Obamacare Hurdle Is Unfair, Tennesseans Say
NASHVILLE (CN) - Tennessee citizens excited about the new health care law say in court that the state's unconstitutional emergency rules are preventing implementation.
The Tennessee Justice Center filed the complaint on behalf of the League of Women Voters of Tennessee and 10 individuals "whose exercise of their professional responsibilities or First Amendment rights subjects them to the emergency rules and its penalties," according to the complaint.
Tennessee Commissioner of Commerce and Insurance Julie Mix McPeak is named as a defendant, as are the Tennessee Department of Commerce and Insurance and Tennessee Attorney General Robert Cooper Jr.
Central to the dispute are the department's emergency rules, which aim "to regulate the activities of 'navigators' who are designated by federal officials to help implement" the Patient Protection and Affordable Care Act.
Signed by President Barack Obama in 2010, the health care reform law requires all Americans to have insurance among other things. Though the U.S. Supreme Court rejected claims that the law was unconstitutional last year, it is still faces strident opposition from Republicans, as evidenced most recently by the partial government shutdown that began Tuesday.
In Tennessee, emergency rules "require fingerprinting, criminal background checks and registration" with the department for those who are not designated as navigators before those individuals and organizations can engage in "constitutionally protected activities," according to the complaint.
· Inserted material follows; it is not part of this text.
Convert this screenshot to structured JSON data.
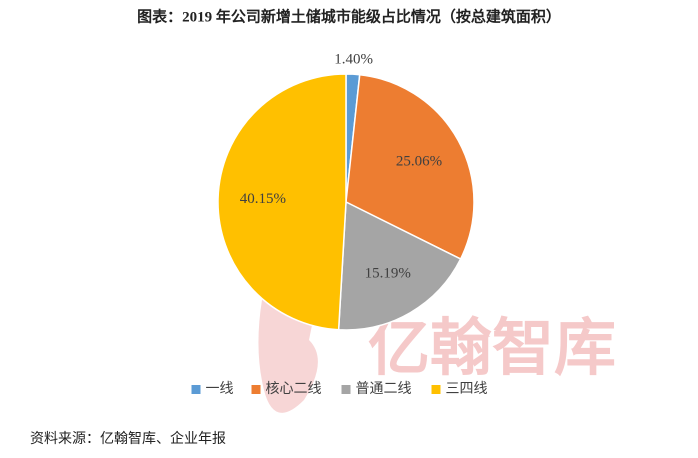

Those activities include facilitating health care enrollment and providing public education and consumer assistance as it pertains to Obamacare.
Each violation of the rules allegedly carries a fine of $1,000.
Responding to the lawsuit Monday, McPeak said that the rules are in place to protect access to personal and medical information.
"Our focus is on protecting Tennesseans and taking reasonable and responsible steps to provide consumer safeguards," the commissioner said in the statement. "These rules are those reasonable and responsible steps."
Kate Abernathy, public information officer for the Tennessee Department of Commerce and Insurance, told Courthouse News that more than 50 individuals and nine organizations started work as registered navigators Tuesday.
The plaintiffs' complaint alleges that the rules are void for a number of reasons. First, the complaint argues that the emergency rules violate separation of powers "by authorizing the executive branch to regulate the practice of law."
Second, the rules "are constitutionally vague and overbroad" because they require individuals and organizations to register and obtain certification "before they can engage in protected First Amendment activities," according to the complaint. Finally, the rules allegedly "conflict with federal law" because they prevent "individuals from being able to obtain federally funded and authorized consumer assistance and information."
Another reason the rules are void is because McPeak implemented them without the required 30 days' notice and public hearing, according to the complaint.
Abernathy says Chancellor Russell Perkins threw that claim out as grounds for a restraining order Monday. The complaint was filed Friday.
The plaintiffs ask that the court declare the emergency rules "void and of no effect," as well as attorneys' fees.
They are represented by Christopher Coleman of the Tennessee Justice Center.